The ED is often the first point of contact for a person with an acute exacerbation of asthma. The lack of evidence based asthma management protocols in regional EDs was of concern, particularly as smaller rural hospitals often did not have the resources or facilities to treat severe or life-threatening asthma. There were no formal protocols for interhospital transfer of patients with asthma. The main issue identified through the workbooks and workshops was the need for standardised asthma documentation. Only one hospital in the region was using a clinical pathway to guide asthma management but the pathway had not been evaluated.
The ED package developed provides a quick reference of resources needed to manage different levels of asthma severity and enables prompt transfer from those facilities that do not have the required resources. Although the package was developed for use in regional EDs its evidence based content and easy to follow format allows it to be adapted to any ED. Likewise, the project did not attempt to impose a regional asthma clinical pathway but to develop an agreed pathway template in a common word processing format (Microsoft Word), which could be used by all regional hospitals. Hospitals were then free to include their Logo and agency-specific assessments or information.
The RAMM is currently being evaluated as the next stage of the project. The process of developing the RAMM also identified issues and subsequent recommendations that were outside the scope of this project. The recommendations were outlined in the project reports and mainly concerned community management issues such as management of acute asthma attacks by school teachers and sporting organisations in rural areas and raising asthma awareness in the community. These recommendations are currently being addressed in a collaborative project between BHCG, Bendigo Community Health and Bendigo and District Division of General Practice.
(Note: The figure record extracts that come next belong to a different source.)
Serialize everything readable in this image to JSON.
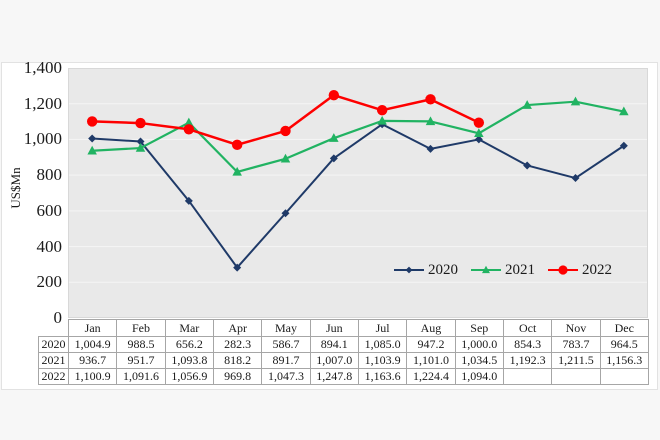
{
  "chart_data": {
    "type": "line",
    "categories": [
      "Jan",
      "Feb",
      "Mar",
      "Apr",
      "May",
      "Jun",
      "Jul",
      "Aug",
      "Sep",
      "Oct",
      "Nov",
      "Dec"
    ],
    "series": [
      {
        "name": "2020",
        "color": "#1f3a68",
        "marker": "diamond",
        "values": [
          1004.9,
          988.5,
          656.2,
          282.3,
          586.7,
          894.1,
          1085.0,
          947.2,
          1000.0,
          854.3,
          783.7,
          964.5
        ]
      },
      {
        "name": "2021",
        "color": "#21b362",
        "marker": "triangle",
        "values": [
          936.7,
          951.7,
          1093.8,
          818.2,
          891.7,
          1007.0,
          1103.9,
          1101.0,
          1034.5,
          1192.3,
          1211.5,
          1156.3
        ]
      },
      {
        "name": "2022",
        "color": "#fe0000",
        "marker": "circle",
        "values": [
          1100.9,
          1091.6,
          1056.9,
          969.8,
          1047.3,
          1247.8,
          1163.6,
          1224.4,
          1094.0,
          null,
          null,
          null
        ]
      }
    ],
    "title": "",
    "xlabel": "",
    "ylabel": "US$Mn",
    "ylim": [
      0,
      1400
    ],
    "ytick_step": 200,
    "y_tick_labels": [
      "1,400",
      "1,200",
      "1,000",
      "800",
      "600",
      "400",
      "200",
      "0"
    ],
    "grid": true,
    "legend_position": "inside-bottom-right",
    "plot_bg": "#e9e9e9",
    "gridline_color": "#f5f5f5"
  },
  "table": {
    "corner_label": "",
    "columns": [
      "Jan",
      "Feb",
      "Mar",
      "Apr",
      "May",
      "Jun",
      "Jul",
      "Aug",
      "Sep",
      "Oct",
      "Nov",
      "Dec"
    ],
    "rows": [
      {
        "label": "2020",
        "cells": [
          "1,004.9",
          "988.5",
          "656.2",
          "282.3",
          "586.7",
          "894.1",
          "1,085.0",
          "947.2",
          "1,000.0",
          "854.3",
          "783.7",
          "964.5"
        ]
      },
      {
        "label": "2021",
        "cells": [
          "936.7",
          "951.7",
          "1,093.8",
          "818.2",
          "891.7",
          "1,007.0",
          "1,103.9",
          "1,101.0",
          "1,034.5",
          "1,192.3",
          "1,211.5",
          "1,156.3"
        ]
      },
      {
        "label": "2022",
        "cells": [
          "1,100.9",
          "1,091.6",
          "1,056.9",
          "969.8",
          "1,047.3",
          "1,247.8",
          "1,163.6",
          "1,224.4",
          "1,094.0",
          "",
          "",
          ""
        ]
      }
    ]
  }
}
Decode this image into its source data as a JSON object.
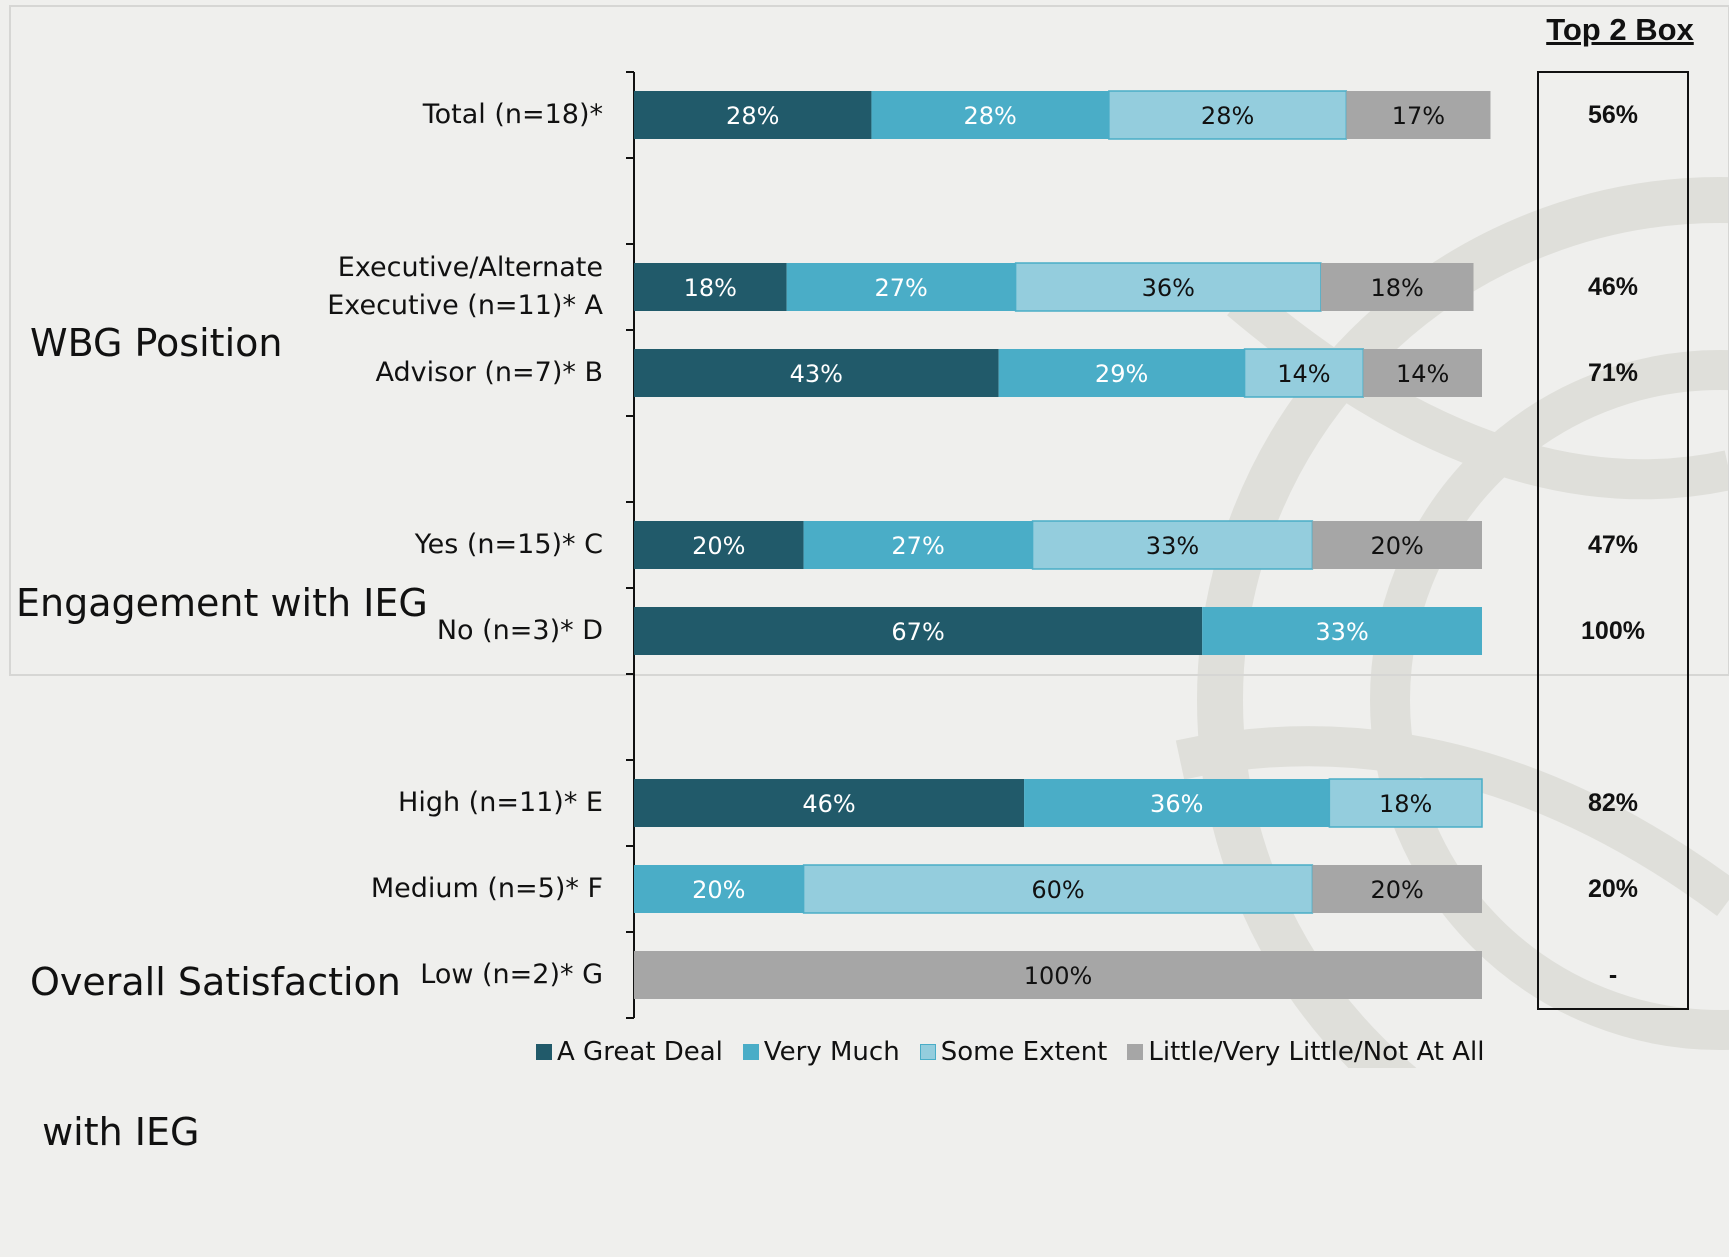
{
  "colors": {
    "great_deal": "#215a6a",
    "very_much": "#4aadc7",
    "some_extent": "#94cddd",
    "little": "#a6a6a6",
    "background": "#efefed"
  },
  "groups": [
    {
      "label_lines": [
        "WBG Position"
      ]
    },
    {
      "label_lines": [
        "Engagement with IEG"
      ]
    },
    {
      "label_lines": [
        "Overall Satisfaction",
        " with IEG"
      ]
    }
  ],
  "top2": {
    "title": "Top 2 Box",
    "values": [
      "56%",
      "46%",
      "71%",
      "47%",
      "100%",
      "82%",
      "20%",
      "-"
    ]
  },
  "chart_data": {
    "type": "bar",
    "orientation": "horizontal",
    "stacked": true,
    "categories": [
      [
        "Total (n=18)*"
      ],
      [
        "Executive/Alternate",
        "Executive (n=11)* A"
      ],
      [
        "Advisor (n=7)* B"
      ],
      [
        "Yes (n=15)* C"
      ],
      [
        "No (n=3)* D"
      ],
      [
        "High (n=11)* E"
      ],
      [
        "Medium (n=5)* F"
      ],
      [
        "Low (n=2)* G"
      ]
    ],
    "series": [
      {
        "name": "A Great Deal",
        "values": [
          28,
          18,
          43,
          20,
          67,
          46,
          0,
          0
        ],
        "labels": [
          "28%",
          "18%",
          "43%",
          "20%",
          "67%",
          "46%",
          "",
          ""
        ]
      },
      {
        "name": "Very Much",
        "values": [
          28,
          27,
          29,
          27,
          33,
          36,
          20,
          0
        ],
        "labels": [
          "28%",
          "27%",
          "29%",
          "27%",
          "33%",
          "36%",
          "20%",
          ""
        ]
      },
      {
        "name": "Some Extent",
        "values": [
          28,
          36,
          14,
          33,
          0,
          18,
          60,
          0
        ],
        "labels": [
          "28%",
          "36%",
          "14%",
          "33%",
          "",
          "18%",
          "60%",
          ""
        ]
      },
      {
        "name": "Little/Very Little/Not At All",
        "values": [
          17,
          18,
          14,
          20,
          0,
          0,
          20,
          100
        ],
        "labels": [
          "17%",
          "18%",
          "14%",
          "20%",
          "",
          "",
          "20%",
          "100%"
        ]
      }
    ],
    "xlim": [
      0,
      100
    ],
    "grid": false,
    "legend_position": "bottom"
  }
}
The Regional Asthma Management Model (RAMM) developed by the project provides regional hospitals with access to evidence-based documentation that will assist in managing people with asthma according to accepted best practice. The project brief was to develop the RAMM and to identify strategies to assist its implementation. An evaluation of the implementation and uptake of the RAMM has commenced. Key Performance Indicators include the increased use of asthma clinical pathways and increased referrals to asthma educators.
The methodology and outcomes of the RAMM reflect the geography of the region, with multiple service providers from different locations managing a person with asthma across a primary, secondary and tertiary continuum. The RAMM could be adapted easily to a metropolitan health environment.
The focus of the Australian health care system is now on health gain and disability reduction through effective disease management. The RAMM is one of the ways the LMR has addressed the National Health Priority areas.
This project was funded by the State Department of Human Services, Loddon Mallee region, Victoria, Australia.